Feb 5 (Reuters) - Property and casualty insurer
Allstate's ( ALL ) fourth-quarter profit beat Wall Street
expectations on Wednesday, helped by strong gains in its
underwriting business and higher returns on its investments.
Insurance spending has shown resilience as businesses and
individuals continue to prioritize coverage to mitigate risks
ranging from natural disasters to health emergencies.
Allstate's ( ALL ) consolidated premiums written for the quarter
rose 8.8% to $15.06 billion.
The insurer's net investment income also surged, driven by
higher returns from its fixed-income securities portfolio.
Insurers typically invest a portion of their cash across
asset classes such as fixed-income securities.
Northbrook, Illinois-based Allstate's ( ALL ) net investment income
jumped to $833 million in the fourth quarter from $604 million a
year earlier.
On an adjusted basis, the company earned $2.06 billion, or
$7.67 per share, compared with the average analyst estimate of
$6.30 per share, according to data compiled by LSEG.

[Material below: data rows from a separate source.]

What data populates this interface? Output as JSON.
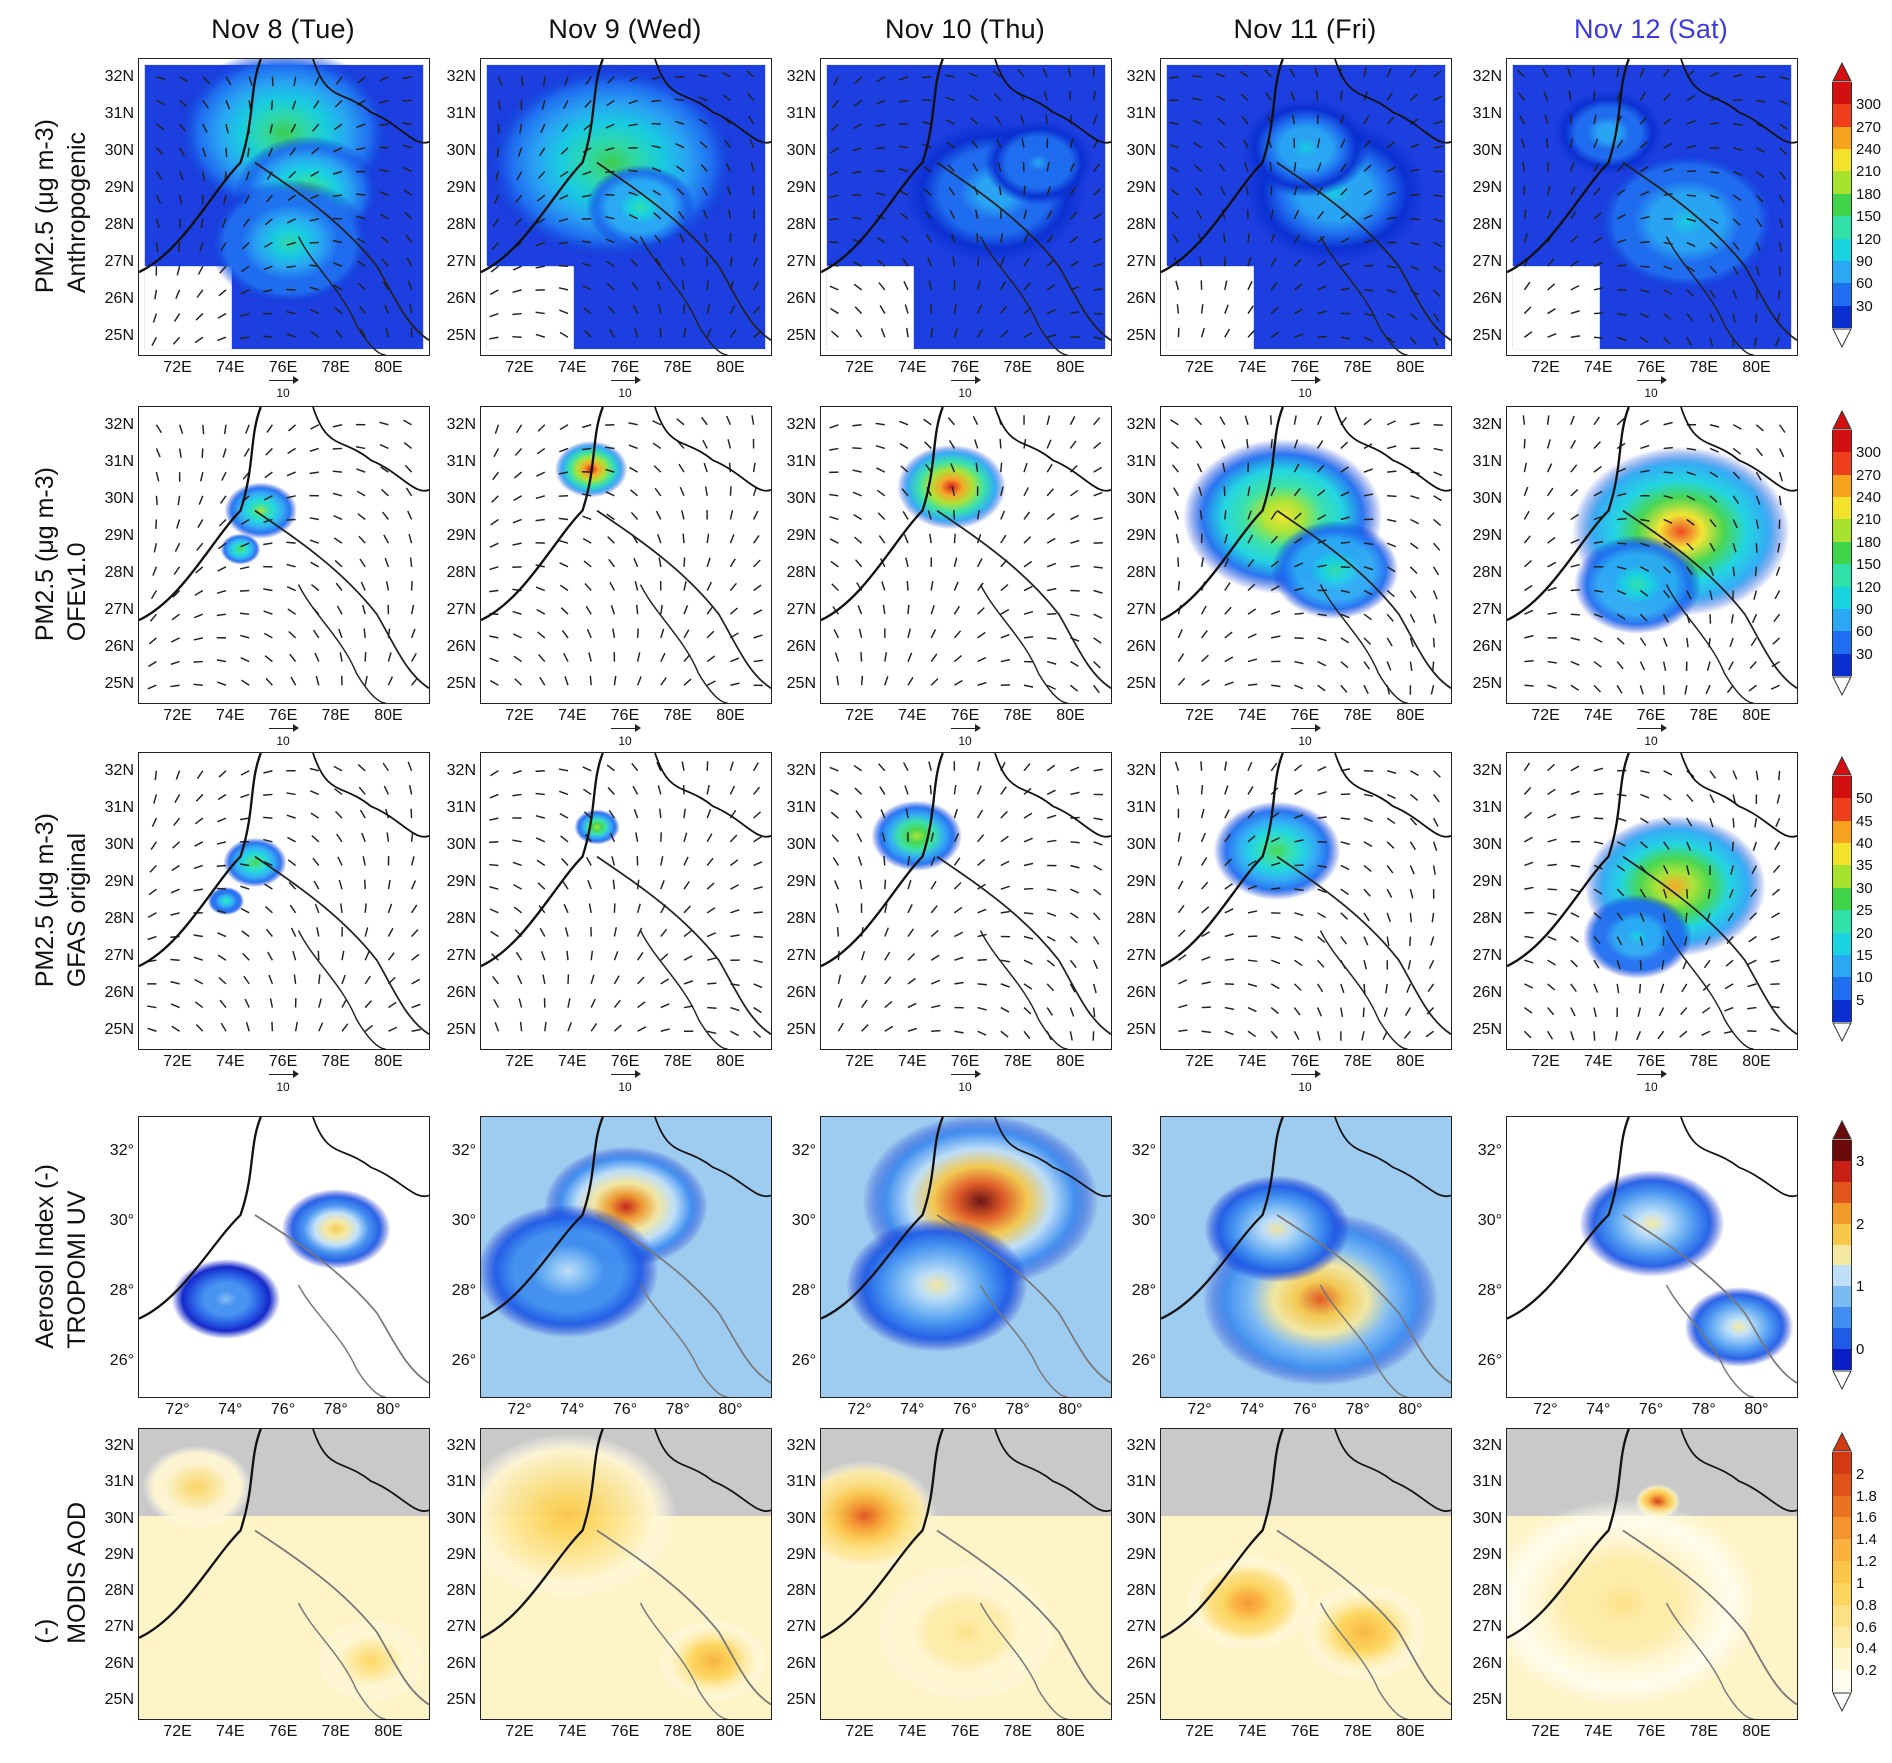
{
  "columns": [
    "Nov 8 (Tue)",
    "Nov 9 (Wed)",
    "Nov 10 (Thu)",
    "Nov 11 (Fri)",
    "Nov 12 (Sat)"
  ],
  "title_colors": [
    "#111111",
    "#111111",
    "#111111",
    "#111111",
    "#3b3bdc"
  ],
  "rows": [
    {
      "id": "anthropogenic",
      "label_lines": [
        "Anthropogenic",
        "PM2.5 (μg m-3)"
      ],
      "ylabels": [
        "32N",
        "31N",
        "30N",
        "29N",
        "28N",
        "27N",
        "26N",
        "25N"
      ],
      "xlabels": [
        "72E",
        "74E",
        "76E",
        "78E",
        "80E"
      ],
      "ref_vector": "10",
      "colorbar": {
        "ticks": [
          "30",
          "60",
          "90",
          "120",
          "150",
          "180",
          "210",
          "240",
          "270",
          "300"
        ],
        "colors": [
          "#0a2fd0",
          "#1f6ef0",
          "#2aa8f4",
          "#18d3e0",
          "#30e0a6",
          "#3fd44a",
          "#a6e22e",
          "#f2e32a",
          "#f7a21e",
          "#ef3e1c",
          "#d40f10"
        ]
      },
      "fields": [
        [
          [
            50,
            25,
            120,
            0.45
          ],
          [
            58,
            45,
            80,
            0.5
          ],
          [
            52,
            62,
            90,
            0.35
          ]
        ],
        [
          [
            45,
            35,
            140,
            0.45
          ],
          [
            55,
            50,
            60,
            0.4
          ]
        ],
        [
          [
            60,
            45,
            100,
            0.2
          ],
          [
            75,
            35,
            60,
            0.15
          ]
        ],
        [
          [
            60,
            45,
            100,
            0.25
          ],
          [
            50,
            30,
            70,
            0.25
          ]
        ],
        [
          [
            62,
            55,
            100,
            0.3
          ],
          [
            35,
            25,
            60,
            0.2
          ]
        ]
      ]
    },
    {
      "id": "ofev10",
      "label_lines": [
        "OFEv1.0",
        "PM2.5 (μg m-3)"
      ],
      "ylabels": [
        "32N",
        "31N",
        "30N",
        "29N",
        "28N",
        "27N",
        "26N",
        "25N"
      ],
      "xlabels": [
        "72E",
        "74E",
        "76E",
        "78E",
        "80E"
      ],
      "ref_vector": "10",
      "colorbar": {
        "ticks": [
          "30",
          "60",
          "90",
          "120",
          "150",
          "180",
          "210",
          "240",
          "270",
          "300"
        ],
        "colors": [
          "#0a2fd0",
          "#1f6ef0",
          "#2aa8f4",
          "#18d3e0",
          "#30e0a6",
          "#3fd44a",
          "#a6e22e",
          "#f2e32a",
          "#f7a21e",
          "#ef3e1c",
          "#d40f10"
        ]
      },
      "fields": [
        [
          [
            42,
            35,
            40,
            0.55
          ],
          [
            35,
            48,
            22,
            0.45
          ]
        ],
        [
          [
            38,
            21,
            40,
            1.0
          ]
        ],
        [
          [
            45,
            27,
            60,
            0.95
          ]
        ],
        [
          [
            42,
            37,
            110,
            0.7
          ],
          [
            60,
            55,
            70,
            0.4
          ]
        ],
        [
          [
            60,
            42,
            120,
            0.85
          ],
          [
            45,
            60,
            70,
            0.4
          ]
        ]
      ]
    },
    {
      "id": "gfas",
      "label_lines": [
        "GFAS original",
        "PM2.5 (μg m-3)"
      ],
      "ylabels": [
        "32N",
        "31N",
        "30N",
        "29N",
        "28N",
        "27N",
        "26N",
        "25N"
      ],
      "xlabels": [
        "72E",
        "74E",
        "76E",
        "78E",
        "80E"
      ],
      "ref_vector": "10",
      "colorbar": {
        "ticks": [
          "5",
          "10",
          "15",
          "20",
          "25",
          "30",
          "35",
          "40",
          "45",
          "50"
        ],
        "colors": [
          "#0a2fd0",
          "#1f6ef0",
          "#2aa8f4",
          "#18d3e0",
          "#30e0a6",
          "#3fd44a",
          "#a6e22e",
          "#f2e32a",
          "#f7a21e",
          "#ef3e1c",
          "#d40f10"
        ]
      },
      "fields": [
        [
          [
            40,
            37,
            35,
            0.45
          ],
          [
            30,
            50,
            20,
            0.35
          ]
        ],
        [
          [
            40,
            25,
            25,
            0.6
          ]
        ],
        [
          [
            33,
            28,
            50,
            0.6
          ]
        ],
        [
          [
            40,
            33,
            70,
            0.5
          ]
        ],
        [
          [
            58,
            45,
            100,
            0.8
          ],
          [
            45,
            62,
            60,
            0.3
          ]
        ]
      ]
    },
    {
      "id": "tropomi",
      "label_lines": [
        "TROPOMI UV",
        "Aerosol Index (-)"
      ],
      "ylabels": [
        "32°",
        "30°",
        "28°",
        "26°"
      ],
      "xlabels": [
        "72°",
        "74°",
        "76°",
        "78°",
        "80°"
      ],
      "ref_vector": "",
      "colorbar": {
        "ticks": [
          "0",
          "1",
          "2",
          "3"
        ],
        "colors": [
          "#0a1ec8",
          "#1f5be6",
          "#3f8ef0",
          "#7cbaf4",
          "#bfdff8",
          "#f5e8a0",
          "#f7c94a",
          "#f29a2a",
          "#e2561d",
          "#c81f14",
          "#6b0a0a"
        ]
      },
      "fields": [
        [
          [
            68,
            40,
            60,
            0.6
          ],
          [
            30,
            65,
            60,
            0.25
          ]
        ],
        [
          [
            50,
            32,
            90,
            0.9
          ],
          [
            30,
            55,
            100,
            0.4
          ]
        ],
        [
          [
            55,
            30,
            130,
            1.0
          ],
          [
            40,
            60,
            100,
            0.5
          ]
        ],
        [
          [
            55,
            65,
            130,
            0.8
          ],
          [
            40,
            40,
            80,
            0.5
          ]
        ],
        [
          [
            50,
            38,
            80,
            0.45
          ],
          [
            80,
            75,
            60,
            0.5
          ]
        ]
      ]
    },
    {
      "id": "modis",
      "label_lines": [
        "MODIS AOD",
        "(-)"
      ],
      "ylabels": [
        "32N",
        "31N",
        "30N",
        "29N",
        "28N",
        "27N",
        "26N",
        "25N"
      ],
      "xlabels": [
        "72E",
        "74E",
        "76E",
        "78E",
        "80E"
      ],
      "ref_vector": "",
      "colorbar": {
        "ticks": [
          "0.2",
          "0.4",
          "0.6",
          "0.8",
          "1",
          "1.2",
          "1.4",
          "1.6",
          "1.8",
          "2"
        ],
        "colors": [
          "#fffdf0",
          "#fff6d2",
          "#fdeba8",
          "#fde083",
          "#fcd55e",
          "#fbc54a",
          "#f9b03c",
          "#f4942e",
          "#ea7322",
          "#e0521a",
          "#d33a12"
        ]
      },
      "fields": [
        [
          [
            20,
            20,
            60,
            0.35
          ],
          [
            80,
            80,
            60,
            0.35
          ]
        ],
        [
          [
            30,
            30,
            120,
            0.5
          ],
          [
            80,
            80,
            60,
            0.6
          ]
        ],
        [
          [
            15,
            30,
            80,
            0.85
          ],
          [
            50,
            70,
            100,
            0.3
          ]
        ],
        [
          [
            30,
            60,
            70,
            0.7
          ],
          [
            70,
            70,
            70,
            0.6
          ]
        ],
        [
          [
            52,
            25,
            25,
            1.0
          ],
          [
            40,
            60,
            150,
            0.25
          ]
        ]
      ]
    }
  ]
}
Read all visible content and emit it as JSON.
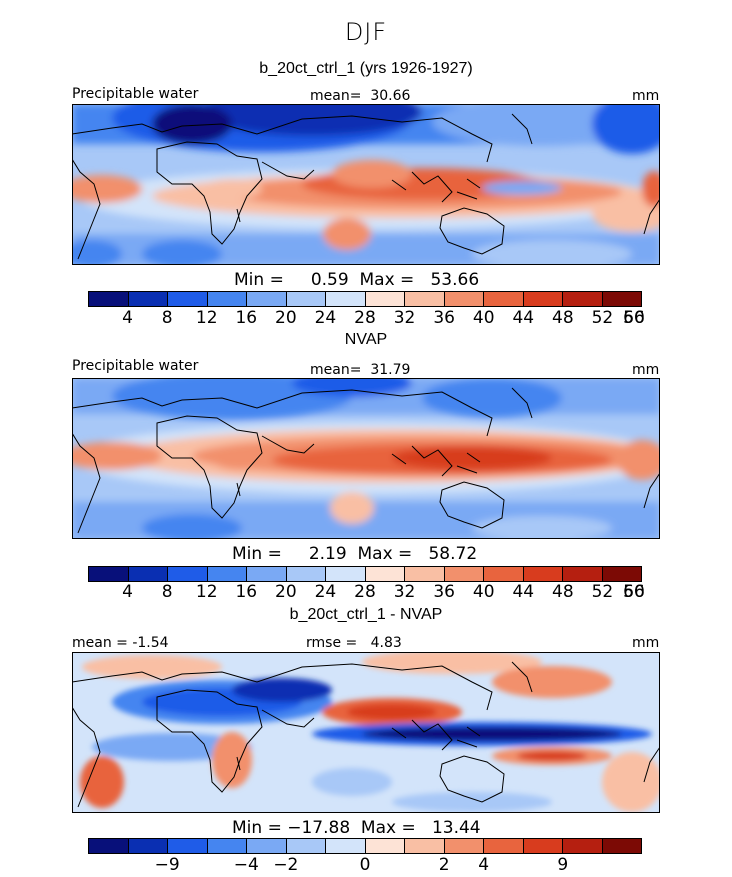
{
  "season": "DJF",
  "colors": [
    "#08107a",
    "#0a2fb2",
    "#1f5ce8",
    "#4585f0",
    "#7aa9f4",
    "#a8c8f7",
    "#d3e4fa",
    "#fde3d6",
    "#f9bfa4",
    "#f2906c",
    "#e8643e",
    "#d83c1e",
    "#b51f10",
    "#7c0a05"
  ],
  "panel1": {
    "title": "b_20ct_ctrl_1 (yrs 1926-1927)",
    "variable": "Precipitable water",
    "mean_label": "mean=  30.66",
    "units": "mm",
    "stats": "Min =     0.59  Max =   53.66",
    "ticks": [
      "4",
      "8",
      "12",
      "16",
      "20",
      "24",
      "28",
      "32",
      "36",
      "40",
      "44",
      "48",
      "52",
      "56",
      "60"
    ]
  },
  "panel2": {
    "title": "NVAP",
    "variable": "Precipitable water",
    "mean_label": "mean=  31.79",
    "units": "mm",
    "stats": "Min =     2.19  Max =   58.72",
    "ticks": [
      "4",
      "8",
      "12",
      "16",
      "20",
      "24",
      "28",
      "32",
      "36",
      "40",
      "44",
      "48",
      "52",
      "56",
      "60"
    ]
  },
  "panel3": {
    "title": "b_20ct_ctrl_1 - NVAP",
    "mean_label": "mean = -1.54",
    "rmse_label": "rmse =   4.83",
    "units": "mm",
    "stats": "Min = −17.88  Max =   13.44",
    "ticks": [
      "−9",
      "−4",
      "−2",
      "0",
      "2",
      "4",
      "9"
    ]
  }
}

Allstate's ( ALL ) underlying combined ratio was 83% in the reported
quarter, compared with 86.9% a year earlier. A ratio below 100%
means the insurer earned more in premiums than it paid out in
claims.
Last week, the company struck a $1.25 billion deal to sell
its group health business to insurer Nationwide.
Allstate ( ALL ) said it expected losses related to the California
fires to be about $1.1 billion, pre-tax, net of reinsurance.
Analysts had expected the insured losses from the California
wildfires to be confined mostly to homeowners' insurance
businesses at Allstate ( ALL ), Travelers and Chubb.
Last month, catastrophe risk modeling firm KCC estimated
that insured losses from the Los Angeles wildfires could be
about $28 billion, making them the costliest wildfires in U.S.
history.
Rival insurer Chubb said last week it expects a
pre-tax net cost of $1.5 billion from the California fires.